While the C5 won't perform quite as well as a 4 to 4.5" refractor, it will come close and do so at a fraction of the size. The small size and light weight of the C5, around 6 pounds or so, make it suitable for smaller and lighter tripods, which often are the main limitations when traveling by air.

I traveled to Hawaii with the C5 several years ago with a modified Orion Sky View Pro tripod (shortened to fit in my suitcase) and a Stellarvue M1 mount, similar to their current M1V mount. I also had an extension column to boost the height a bit, but the whole package was easy to carry in one hand. Any scope in Hawaii will provide great views from an elevated dark site there, so it performed wonderfully in that regard, and it was much lighter and easier to transport than the 110ED which I took along on a different trip.

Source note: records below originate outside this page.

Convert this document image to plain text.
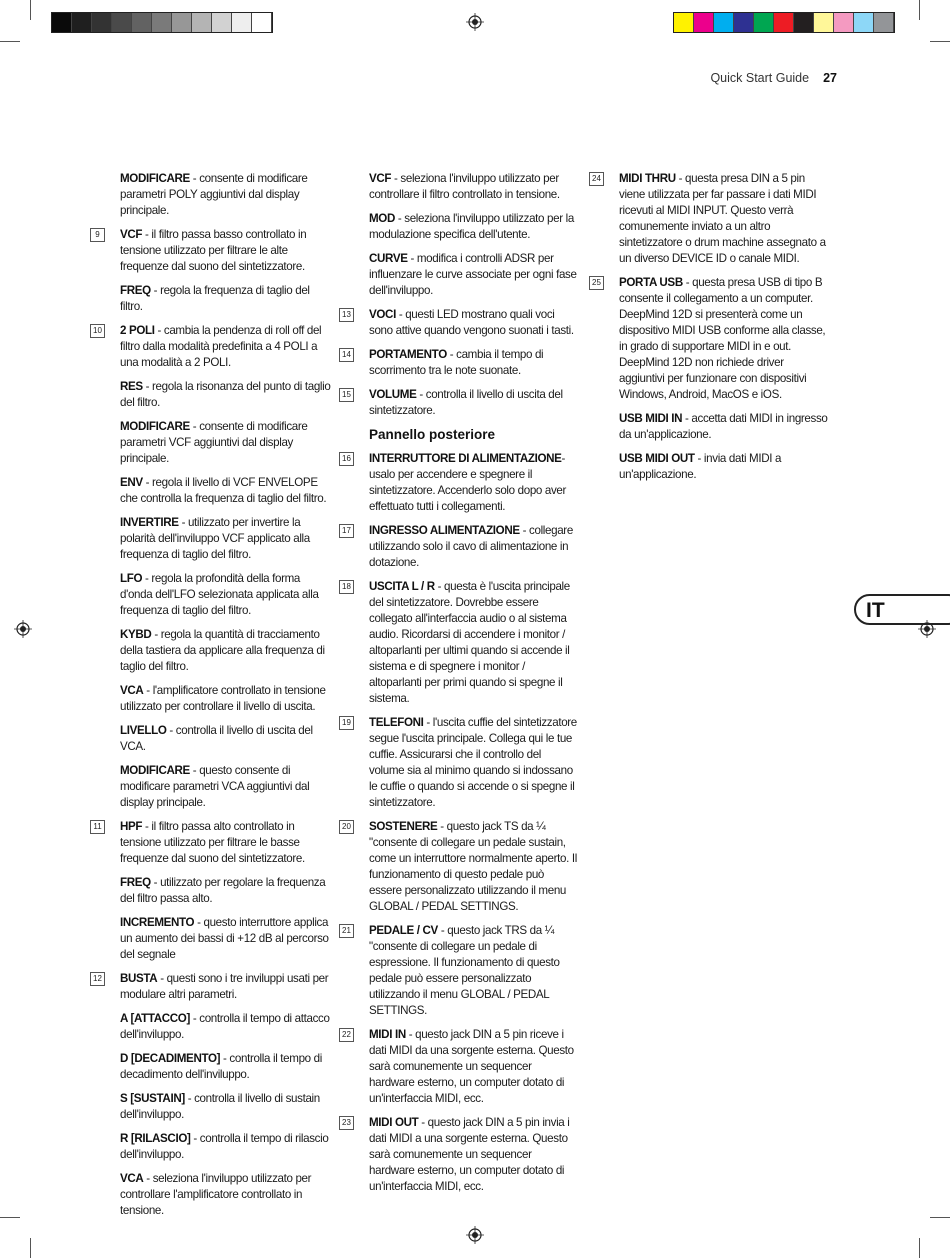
Quick Start Guide 27
IT
MODIFICARE - consente di modificare parametri POLY aggiuntivi dal display principale.
9	VCF - il filtro passa basso controllato in tensione utilizzato per filtrare le alte frequenze dal suono del sintetizzatore.
FREQ - regola la frequenza di taglio del filtro.
10 2 POLI - cambia la pendenza di roll off del filtro dalla modalità predefinita a 4 POLI a una modalità a 2 POLI.
RES - regola la risonanza del punto di taglio del filtro.
MODIFICARE - consente di modificare parametri VCF aggiuntivi dal display principale.
ENV - regola il livello di VCF ENVELOPE che controlla la frequenza di taglio del filtro.
INVERTIRE - utilizzato per invertire la polarità dell'inviluppo VCF applicato alla frequenza di taglio del filtro.
LFO - regola la profondità della forma d'onda dell'LFO selezionata applicata alla frequenza di taglio del filtro.
KYBD - regola la quantità di tracciamento della tastiera da applicare alla frequenza di taglio del filtro.
VCA - l'amplificatore controllato in tensione utilizzato per controllare il livello di uscita.
LIVELLO - controlla il livello di uscita del VCA.
MODIFICARE - questo consente di modificare parametri VCA aggiuntivi dal display principale.
11 HPF - il filtro passa alto controllato in tensione utilizzato per filtrare le basse frequenze dal suono del sintetizzatore.
FREQ - utilizzato per regolare la frequenza del filtro passa alto.
INCREMENTO - questo interruttore applica un aumento dei bassi di +12 dB al percorso del segnale
12 BUSTA - questi sono i tre inviluppi usati per modulare altri parametri.
A [ATTACCO] - controlla il tempo di attacco dell'inviluppo.
D [DECADIMENTO] - controlla il tempo di decadimento dell'inviluppo.
S [SUSTAIN] - controlla il livello di sustain dell'inviluppo.
R [RILASCIO] - controlla il tempo di rilascio dell'inviluppo.
VCA - seleziona l'inviluppo utilizzato per controllare l'amplificatore controllato in tensione.
VCF - seleziona l'inviluppo utilizzato per controllare il filtro controllato in tensione.
MOD - seleziona l'inviluppo utilizzato per la modulazione specifica dell'utente.
CURVE - modifica i controlli ADSR per influenzare le curve associate per ogni fase dell'inviluppo.
13 VOCI - questi LED mostrano quali voci sono attive quando vengono suonati i tasti.
14 PORTAMENTO - cambia il tempo di scorrimento tra le note suonate.
15 VOLUME - controlla il livello di uscita del sintetizzatore.
Pannello posteriore
16 INTERRUTTORE DI ALIMENTAZIONE- usalo per accendere e spegnere il sintetizzatore. Accenderlo solo dopo aver effettuato tutti i collegamenti.
17 INGRESSO ALIMENTAZIONE - collegare utilizzando solo il cavo di alimentazione in dotazione.
18 USCITA L / R - questa è l'uscita principale del sintetizzatore. Dovrebbe essere collegato all'interfaccia audio o al sistema audio. Ricordarsi di accendere i monitor / altoparlanti per ultimi quando si accende il sistema e di spegnere i monitor / altoparlanti per primi quando si spegne il sistema.
19 TELEFONI - l'uscita cuffie del sintetizzatore segue l'uscita principale. Collega qui le tue cuffie. Assicurarsi che il controllo del volume sia al minimo quando si indossano le cuffie o quando si accende o si spegne il sintetizzatore.
20 SOSTENERE - questo jack TS da ¼ "consente di collegare un pedale sustain, come un interruttore normalmente aperto. Il funzionamento di questo pedale può essere personalizzato utilizzando il menu GLOBAL / PEDAL SETTINGS.
21 PEDALE / CV - questo jack TRS da ¼ "consente di collegare un pedale di espressione. Il funzionamento di questo pedale può essere personalizzato utilizzando il menu GLOBAL / PEDAL SETTINGS.
22 MIDI IN - questo jack DIN a 5 pin riceve i dati MIDI da una sorgente esterna. Questo sarà comunemente un sequencer hardware esterno, un computer dotato di un'interfaccia MIDI, ecc.
23 MIDI OUT - questo jack DIN a 5 pin invia i dati MIDI a una sorgente esterna. Questo sarà comunemente un sequencer hardware esterno, un computer dotato di un'interfaccia MIDI, ecc.
24 MIDI THRU - questa presa DIN a 5 pin viene utilizzata per far passare i dati MIDI ricevuti al MIDI INPUT. Questo verrà comunemente inviato a un altro sintetizzatore o drum machine assegnato a un diverso DEVICE ID o canale MIDI.
25 PORTA USB - questa presa USB di tipo B consente il collegamento a un computer. DeepMind 12D si presenterà come un dispositivo MIDI USB conforme alla classe, in grado di supportare MIDI in e out. DeepMind 12D non richiede driver aggiuntivi per funzionare con dispositivi Windows, Android, MacOS e iOS.
USB MIDI IN - accetta dati MIDI in ingresso da un'applicazione.
USB MIDI OUT - invia dati MIDI a un'applicazione.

Close up view of the C5 corrector plate. The three screws in the middle are used to align the secondary mirror. If the mirror is out of alignment the views will have "soft" look to them.

Other Celestron SCTs like their 6" or 8" scopes will outperform the C5 as will most 4-5" refractors, but it is so small and light that it will allow you to get out under the stars frequently. While the C6 is only an inch larger in diameter, it is closer in size to a C8 than a C5 in terms of overall feel. While still easily portable, the C6 is a little too big for most backpacks. There isn't much size difference going from 4" to 5", but there is a bigger jump from 5" to 6". On the other hand, a C6 will show more than a C5, but then a C8 will show more than a C6, and so on. Even with only 5" of aperture, the best view I have ever had of the Andromeda galaxy from my home was with the C5 and a 25mm Plossl eyepiece. Go figure.

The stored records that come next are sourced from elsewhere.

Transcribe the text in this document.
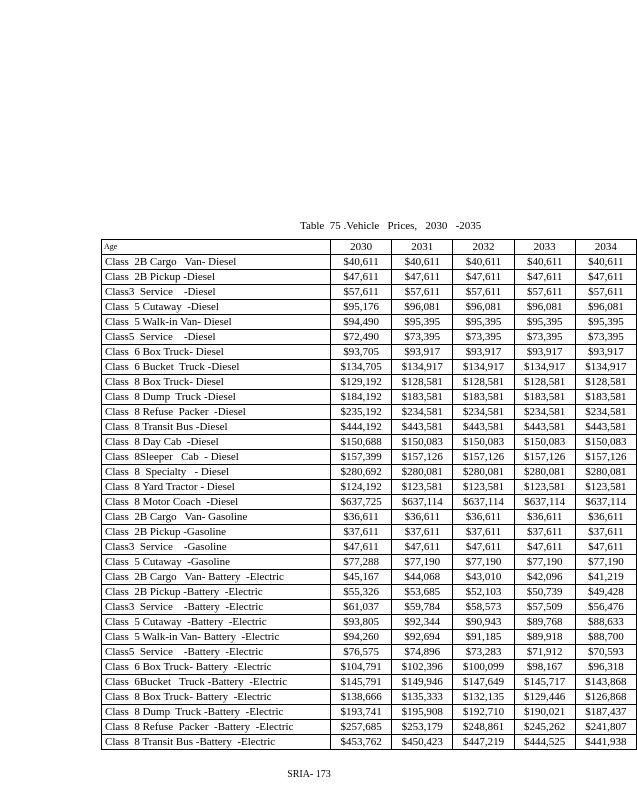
Table  75 .Vehicle   Prices,   2030   -2035
Age	2030	2031	2032	2033	2034
Class  2B Cargo   Van- Diesel	$40,611	$40,611	$40,611	$40,611	$40,611
Class  2B Pickup -Diesel	$47,611	$47,611	$47,611	$47,611	$47,611
Class3  Service    -Diesel	$57,611	$57,611	$57,611	$57,611	$57,611
Class  5 Cutaway  -Diesel	$95,176	$96,081	$96,081	$96,081	$96,081
Class  5 Walk-in Van- Diesel	$94,490	$95,395	$95,395	$95,395	$95,395
Class5  Service    -Diesel	$72,490	$73,395	$73,395	$73,395	$73,395
Class  6 Box Truck- Diesel	$93,705	$93,917	$93,917	$93,917	$93,917
Class  6 Bucket  Truck -Diesel	$134,705	$134,917	$134,917	$134,917	$134,917
Class  8 Box Truck- Diesel	$129,192	$128,581	$128,581	$128,581	$128,581
Class  8 Dump  Truck -Diesel	$184,192	$183,581	$183,581	$183,581	$183,581
Class  8 Refuse  Packer  -Diesel	$235,192	$234,581	$234,581	$234,581	$234,581
Class  8 Transit Bus -Diesel	$444,192	$443,581	$443,581	$443,581	$443,581
Class  8 Day Cab  -Diesel	$150,688	$150,083	$150,083	$150,083	$150,083
Class  8Sleeper   Cab  - Diesel	$157,399	$157,126	$157,126	$157,126	$157,126
Class  8  Specialty   - Diesel	$280,692	$280,081	$280,081	$280,081	$280,081
Class  8 Yard Tractor - Diesel	$124,192	$123,581	$123,581	$123,581	$123,581
Class  8 Motor Coach  -Diesel	$637,725	$637,114	$637,114	$637,114	$637,114
Class  2B Cargo   Van- Gasoline	$36,611	$36,611	$36,611	$36,611	$36,611
Class  2B Pickup -Gasoline	$37,611	$37,611	$37,611	$37,611	$37,611
Class3  Service    -Gasoline	$47,611	$47,611	$47,611	$47,611	$47,611
Class  5 Cutaway  -Gasoline	$77,288	$77,190	$77,190	$77,190	$77,190
Class  2B Cargo   Van- Battery  -Electric	$45,167	$44,068	$43,010	$42,096	$41,219
Class  2B Pickup -Battery  -Electric	$55,326	$53,685	$52,103	$50,739	$49,428
Class3  Service    -Battery  -Electric	$61,037	$59,784	$58,573	$57,509	$56,476
Class  5 Cutaway  -Battery  -Electric	$93,805	$92,344	$90,943	$89,768	$88,633
Class  5 Walk-in Van- Battery  -Electric	$94,260	$92,694	$91,185	$89,918	$88,700
Class5  Service    -Battery  -Electric	$76,575	$74,896	$73,283	$71,912	$70,593
Class  6 Box Truck- Battery  -Electric	$104,791	$102,396	$100,099	$98,167	$96,318
Class  6Bucket   Truck -Battery  -Electric	$145,791	$149,946	$147,649	$145,717	$143,868
Class  8 Box Truck- Battery  -Electric	$138,666	$135,333	$132,135	$129,446	$126,868
Class  8 Dump  Truck -Battery  -Electric	$193,741	$195,908	$192,710	$190,021	$187,437
Class  8 Refuse  Packer  -Battery  -Electric	$257,685	$253,179	$248,861	$245,262	$241,807
Class  8 Transit Bus -Battery  -Electric	$453,762	$450,423	$447,219	$444,525	$441,938
SRIA- 173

The C5 comes with a nice travel and storage case that has room for your accessories.

The C5 is sold differently than other Celestron SCTs, which has both advantages and disadvantages. The C5 is sold as a spotter scope and comes with a lifetime warranty and case. The C6, C8, and other SCTs come with a two-year warranty generally and lack a storage case. As a result, the C6 is sometimes sold for less than the C5 when purchased new. The C6 will outperform the C5 making the higher price of the C5 harder to swallow. But, the C5 is an excellent portable scope that can bring in beautiful views. It may not fit into your scope lineup if you already have other small telescopes, or if this is to be your only telescope, but if you are looking for a travel scope to complement a larger telescope you have at home, or need a lightweight grab-and-go telescope, take a look at the C5.

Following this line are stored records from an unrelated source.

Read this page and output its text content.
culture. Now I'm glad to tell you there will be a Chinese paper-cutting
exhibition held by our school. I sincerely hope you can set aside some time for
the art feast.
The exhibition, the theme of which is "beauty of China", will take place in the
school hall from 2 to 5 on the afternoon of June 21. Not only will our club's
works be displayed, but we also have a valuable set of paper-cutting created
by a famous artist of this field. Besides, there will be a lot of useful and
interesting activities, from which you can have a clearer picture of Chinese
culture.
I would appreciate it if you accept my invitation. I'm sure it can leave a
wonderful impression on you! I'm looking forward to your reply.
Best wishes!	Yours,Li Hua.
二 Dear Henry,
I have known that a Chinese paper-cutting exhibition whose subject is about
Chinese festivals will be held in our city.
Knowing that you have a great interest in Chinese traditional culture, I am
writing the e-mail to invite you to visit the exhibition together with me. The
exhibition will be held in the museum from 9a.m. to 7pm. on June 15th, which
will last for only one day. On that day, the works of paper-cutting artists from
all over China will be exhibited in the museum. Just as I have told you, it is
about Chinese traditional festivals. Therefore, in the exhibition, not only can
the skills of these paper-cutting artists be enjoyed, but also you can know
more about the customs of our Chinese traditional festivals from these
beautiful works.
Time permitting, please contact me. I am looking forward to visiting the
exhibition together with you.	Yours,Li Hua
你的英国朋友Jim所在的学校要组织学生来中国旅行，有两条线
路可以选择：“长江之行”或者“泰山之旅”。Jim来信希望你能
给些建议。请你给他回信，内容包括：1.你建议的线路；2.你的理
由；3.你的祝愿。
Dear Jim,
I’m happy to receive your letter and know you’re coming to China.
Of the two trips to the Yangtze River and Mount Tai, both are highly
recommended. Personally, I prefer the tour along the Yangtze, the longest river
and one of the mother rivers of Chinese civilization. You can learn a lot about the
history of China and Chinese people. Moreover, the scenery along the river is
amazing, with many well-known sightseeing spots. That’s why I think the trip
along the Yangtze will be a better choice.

There a couple of other downsides to be aware of. The primary one is that since the C5 is an SCT, and has multiple mirrors, those mirrors must be kept in alignment for optimal viewing. Collimating (aligning) the mirrors isn't hard and is accomplished by adjusting three screws on the front of the scope. However, it can be tricky the first time you attempt the process since often only small turns of the screws are needed. Luckily, small scopes like the C5 hold alignment well, and rarely need touch-ups. The other issue is that SCT scopes also are more sensitive to thermal gradients within the scope. So, if the scope is warm, but the outside air cold, air currents can develop within the telescope disrupting the views. This issue can be solved by placing the telescope outdoors 30 minutes before you are ready to use it or starting your observing session by looking at objects that are less sensitive to thermal issues like star clusters and saving looks at the planets until the scope has cooled down.